In an article on Judas Iscariot, a contributor notes that no less than Saints Augustine, Jerome, and Luther consider Matthew's citation an "error." Here's the passage in question:
Then when Judas, his betrayer, saw that Jesus was condemned, he changed his mind and brought back the thirty pieces of silver to the chief priests and the elders, saying, "I have sinned by betraying innocent blood."

They said, "What is that to us? See to it yourself." And throwing down the pieces of silver into the temple, he departed, and he went and hanged himself.

But the chief priests, taking the pieces of silver, said, "It is not lawful to put them into the treasury, since it is blood money." So they took counsel and bought with them the potter's field as a burial place for strangers. Therefore that field has been called the Field of Blood to this day.

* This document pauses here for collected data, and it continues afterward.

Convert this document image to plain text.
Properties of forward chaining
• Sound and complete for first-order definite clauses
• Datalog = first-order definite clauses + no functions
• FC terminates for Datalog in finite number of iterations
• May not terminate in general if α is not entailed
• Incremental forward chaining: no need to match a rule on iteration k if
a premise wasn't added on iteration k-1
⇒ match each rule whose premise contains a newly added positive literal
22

Then was fulfilled what had been spoken by the prophet Jeremiah, saying, "And they took the thirty pieces of silver, the price of him on whom a price had been set by some of the sons of Israel, and they gave them for the potter's field, as the Lord directed me" (Matthew 27:3-10).
The best-informed and most rational explanation for this apparent contradiction is offered by the Lutheran Study Bible in a text note on Matthew 27, verses 9-10 (p. 1645) and the subsequent essay on the reliability of Scripture, "God's Reliable Word" (p. 1646). The text note states that the passage:
"Quotes Zechariah 11:12-13, but adds phrases from Jeremiah 19:11 (a potter's field is used for burial) and an allusion to Jeremiah 32:6-11 (Jeremiah's purchase of land)."
So, did the Evangelist err (at least partially)? Was St. Matthew careless? The essay explains further that (emphases mine):
"critics overlook a number of points on this issue. First, at a time when manuscripts were very rare and expensive, readers resorted to a variety of ways for studying and remembering key passages. Scribes often prepared collections of texts on a topic as a means for exploring and learning the teachings of Scripture. In The Harmony of All Sacred Scripture, Michael Walther provided numerous examples of this practice and the writers' habit of merging quotations (Harmonia Totius S. Scripturae [Strasbourg: Eberhard Zetzner, 1626], 416). Below is Walther's list with some additions:
Matthew 21:5 contains Isaiah 62:11, Zechariah 9:9

Matthew 21:13 contains Isaiah 56:7, Jeremiah 7:11

Mark 1:2-3 contains Malachi 3:1, Isaiah 40:3

Acts 1:20 contains Psalm 69:25, 109:8

Romans 3:10-18 contains Psalms 14:1-3, 53:1-3, 5:9, 140:3; Proverbs 1:16; Isaiah 59:7-8; Psalm 36:1

1 Peter 2:7 contains Psalm 118:22; Isaiah 8:14
The example from Mark 1:2-3 is especially helpful for understanding Matthew 27:9-10. Mark ascribes his quote to Isaiah, but the full quote is actually a mixture of Malachi and Isaiah -- and Malachi gets quoted first. When we carefully consider Matthew 27:9-10, we see that the first words of the text come from Zechariah 11:13. But there is also wording from Jeremiah 32:6-9. It appears that both Matthew and Mark named their lists by the larger prophetic books cited in the lists. (Zechariah and Malachi were perhaps less likely to suggest themselves for the titling, since they stood in the scroll of the minor prophets.)
And if St. Augustine is going to be used carelessly (or dishonestly) to impugn the integrity of Scripture, then he should be allowed to speak fully:
"If we are perplexed by an apparent contradiction in Scripture, it is not allowable to say, The author of this book is mistaken; but either the manuscript is faulty, or the translation is wrong, or you have not understood . . . For the utterances of Scripture, harmonious as if from the mouth of one man, commend themselves to the belief of the most accurate and clear-sighted piety, and demand for their discovery and confirmation the calmest intelligence and the most ingenious research . . . So that, if any one is perplexed by the apparent contradiction, the only conclusion is that he does not understand" (NPNF 1 4:180).
So, it turns out St. Augustine was right after all. Not about the Evangelist erring, but about our lack of understanding and our need for "the calmest intelligence and the most ingenious research" in our study of Scripture.